This was the one of the final questions asked at a recent Elsevier conference where I was a speaker. The panel charged with answering this question was largely pessimistic. Panelists felt that the byzantine system of setting prices for both medical procedures and pharmaceuticals made it unlikely that consumers would ever get the cost data required for effective shopping behavior. They couldn’t imagine that anyone in the industry would step up to the challenge of making prices more transparent.
There is certainly reason for their negative outlook. For example, a recent study by Verilogue and Duke Medical Center found that when oncologists discussed breast cancer treatment options with patients, costs were only discussed in 20% of the cases. If patients can’t get information on the costs and outcomes of various medical and drug treatments, then they can’t make the appropriate trade-offs.
In my opinion, the Elsevier panel was right and wrong.
Right because strides towards increased pricing transparency won’t come from within the industry. But wrong because change will be instigated from outside the industry—by government, non-profit organizations and entrepreneurs unencumbered by the war wounds of fighting vested health care interests.
Here are a couple of examples that provide me with hope:
- On the non-profit side, there is the Minnesota Community Measure Up coalition. They created the Minnesota D5 program, which provides effectiveness scores for treating diabetes by individual clinics/HCP offices.
- Newer health care services like Counsyl, a genetic testing company, have actually built cost transparency into their business model. Counsyl has developed a proprietary tool that allows patients to calculate their exact costs once their particular insurance policy is factored in before they sign up for the service.

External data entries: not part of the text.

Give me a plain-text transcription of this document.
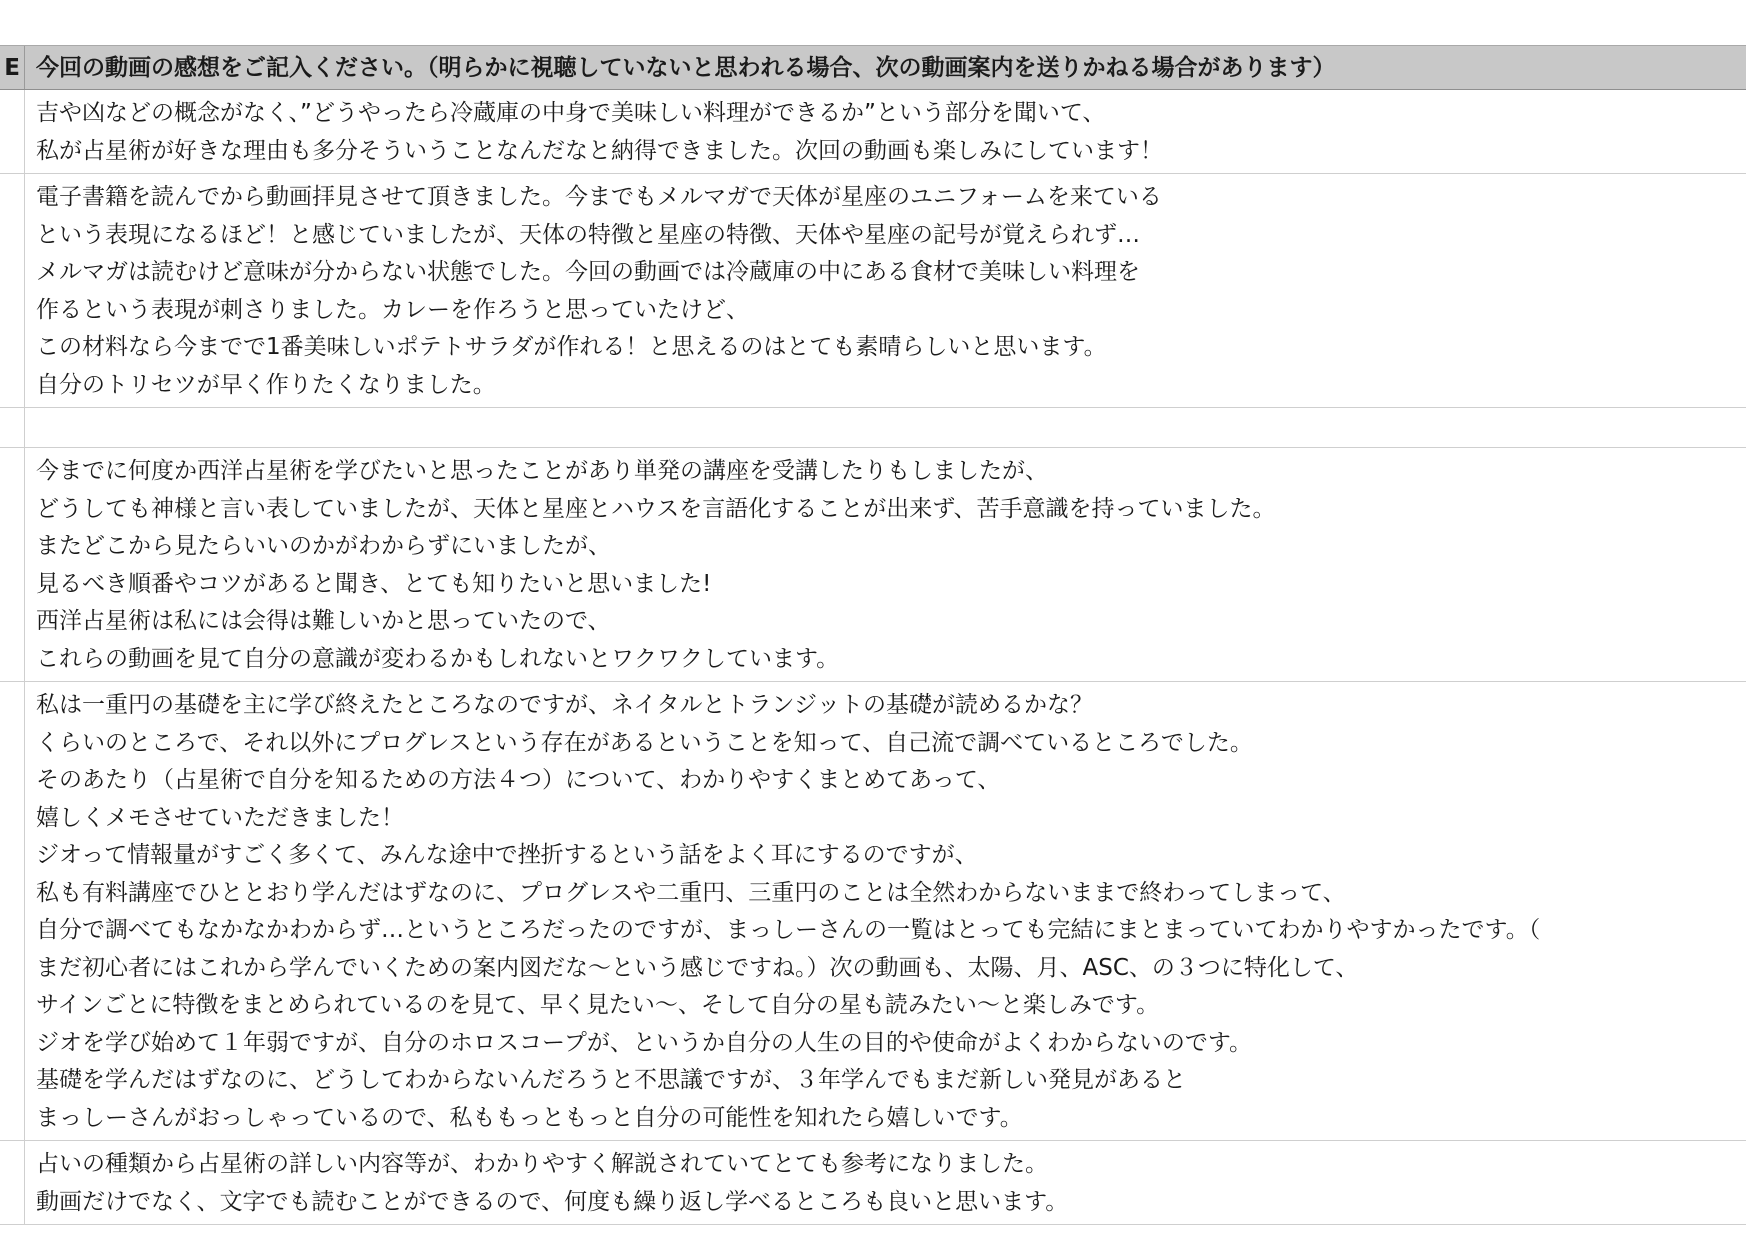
E 今回の動画の感想をご記入ください。（明らかに視聴していないと思われる場合、次の動画案内を送りかねる場合があります）
吉や凶などの概念がなく、”どうやったら冷蔵庫の中身で美味しい料理ができるか”という部分を聞いて、
私が占星術が好きな理由も多分そういうことなんだなと納得できました。次回の動画も楽しみにしています！
電子書籍を読んでから動画拝見させて頂きました。今までもメルマガで天体が星座のユニフォームを来ている
という表現になるほど！と感じていましたが、天体の特徴と星座の特徴、天体や星座の記号が覚えられず…
メルマガは読むけど意味が分からない状態でした。今回の動画では冷蔵庫の中にある食材で美味しい料理を
作るという表現が刺さりました。カレーを作ろうと思っていたけど、
この材料なら今までで1番美味しいポテトサラダが作れる！と思えるのはとても素晴らしいと思います。
自分のトリセツが早く作りたくなりました。
今までに何度か西洋占星術を学びたいと思ったことがあり単発の講座を受講したりもしましたが、
どうしても神様と言い表していましたが、天体と星座とハウスを言語化することが出来ず、苦手意識を持っていました。
またどこから見たらいいのかがわからずにいましたが、
見るべき順番やコツがあると聞き、とても知りたいと思いました!
西洋占星術は私には会得は難しいかと思っていたので、
これらの動画を見て自分の意識が変わるかもしれないとワクワクしています。
私は一重円の基礎を主に学び終えたところなのですが、ネイタルとトランジットの基礎が読めるかな？
くらいのところで、それ以外にプログレスという存在があるということを知って、自己流で調べているところでした。
そのあたり（占星術で自分を知るための方法４つ）について、わかりやすくまとめてあって、
嬉しくメモさせていただきました！
ジオって情報量がすごく多くて、みんな途中で挫折するという話をよく耳にするのですが、
私も有料講座でひととおり学んだはずなのに、プログレスや二重円、三重円のことは全然わからないままで終わってしまって、
自分で調べてもなかなかわからず…というところだったのですが、まっしーさんの一覧はとっても完結にまとまっていてわかりやすかったです。（
まだ初心者にはこれから学んでいくための案内図だな〜という感じですね。）次の動画も、太陽、月、ASC、の３つに特化して、
サインごとに特徴をまとめられているのを見て、早く見たい〜、そして自分の星も読みたい〜と楽しみです。
ジオを学び始めて１年弱ですが、自分のホロスコープが、というか自分の人生の目的や使命がよくわからないのです。
基礎を学んだはずなのに、どうしてわからないんだろうと不思議ですが、３年学んでもまだ新しい発見があると
まっしーさんがおっしゃっているので、私ももっともっと自分の可能性を知れたら嬉しいです。
占いの種類から占星術の詳しい内容等が、わかりやすく解説されていてとても参考になりました。
動画だけでなく、文字でも読むことができるので、何度も繰り返し学べるところも良いと思います。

- Iodine, a newcomer in the cost and rating business for drugs, has developed a very easy interface to help consumers start evaluating the cost/quality trade-offs for different medications.
Information will drive true shopper behavior. Contrary to popular belief, patients can make educated choices. Patients don’t reflexively opt for latest and the greatest medical solution. As reported in the New York Times, a recent study in the Annals of Surgery, found that parents actually made the cost effective choice regarding appendectomies for their children.

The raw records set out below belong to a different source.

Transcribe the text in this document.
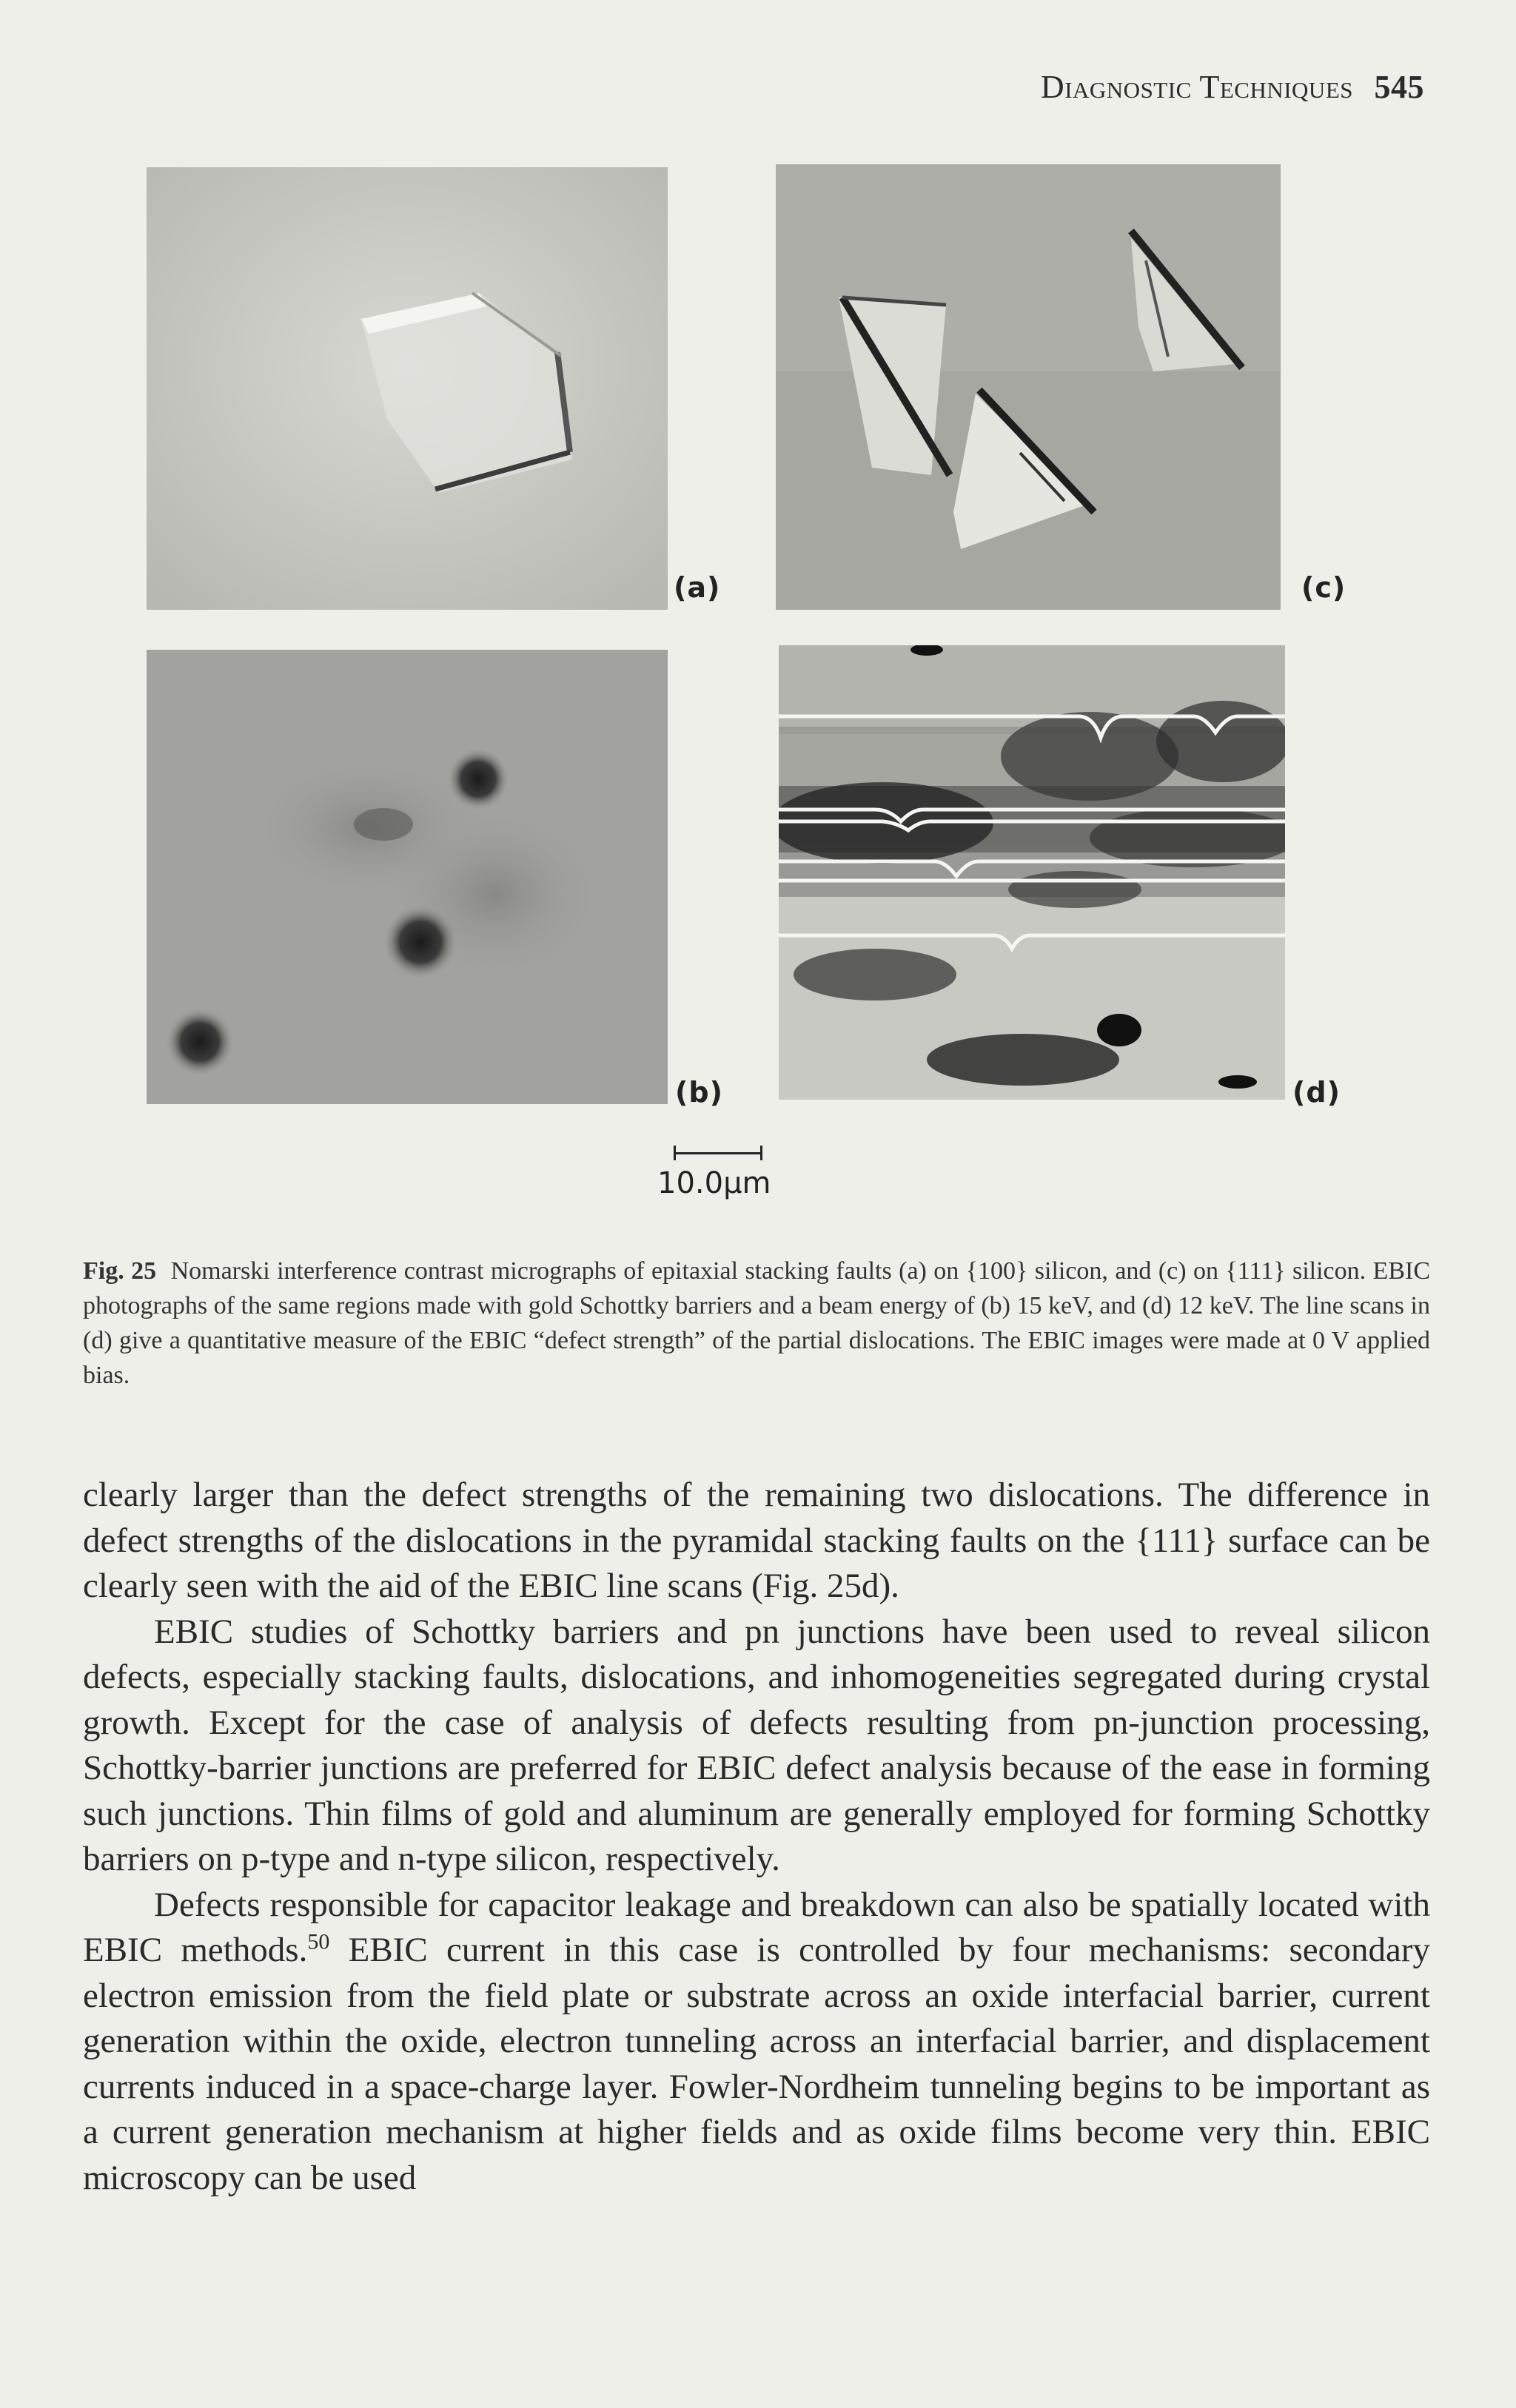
Diagnostic Techniques 545
(a)	(c)
(b)	(d)
10.0μm
Fig. 25 Nomarski interference contrast micrographs of epitaxial stacking faults (a) on {100} silicon, and (c) on {111} silicon. EBIC photographs of the same regions made with gold Schottky barriers and a beam energy of (b) 15 keV, and (d) 12 keV. The line scans in (d) give a quantitative measure of the EBIC “defect strength” of the partial dislocations. The EBIC images were made at 0 V applied bias.

clearly larger than the defect strengths of the remaining two dislocations. The difference in defect strengths of the dislocations in the pyramidal stacking faults on the {111} surface can be clearly seen with the aid of the EBIC line scans (Fig. 25d).

EBIC studies of Schottky barriers and pn junctions have been used to reveal silicon defects, especially stacking faults, dislocations, and inhomogeneities segregated during crystal growth. Except for the case of analysis of defects resulting from pn-junction processing, Schottky-barrier junctions are preferred for EBIC defect analysis because of the ease in forming such junctions. Thin films of gold and aluminum are generally employed for forming Schottky barriers on p-type and n-type silicon, respectively.

Defects responsible for capacitor leakage and breakdown can also be spatially located with EBIC methods.$^{50}$ EBIC current in this case is controlled by four mechanisms: secondary electron emission from the field plate or substrate across an oxide interfacial barrier, current generation within the oxide, electron tunneling across an interfacial barrier, and displacement currents induced in a space-charge layer. Fowler-Nordheim tunneling begins to be important as a current generation mechanism at higher fields and as oxide films become very thin. EBIC microscopy can be used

When parents were told that both conventional and laparoscopic surgery yielded the same results, but that conventional surgery was far less expensive, two-thirds of parents chose the less expensive conventional surgery. 31% said that the information they received was the primary driver in their decision and 90% liked having a choice.
Pharma companies are going to have to learn how to market to health care shoppers rather than patients. This means that not only will pharmaceutical companies have to include cost in their outcomes studies with payers, they will also have to convince health care shoppers that their drugs represent a good value for the money.
And much like restaurants and hotels, Pharma companies will have to regularly monitor the various patient quality and cost rating systems to make sure their medications are fairly portrayed. A bad rating will have a direct impact on revenues, as consumers fail to start or stop using a medication, based on a rating they saw.
Pharma companies will need to include these products ratings from patient sites in their analyses of sales results. I predict that these analyses will show a direct correlation between consumer ratings and revenue. And when that happens, it will be the dawn of the era of the true health care shopper!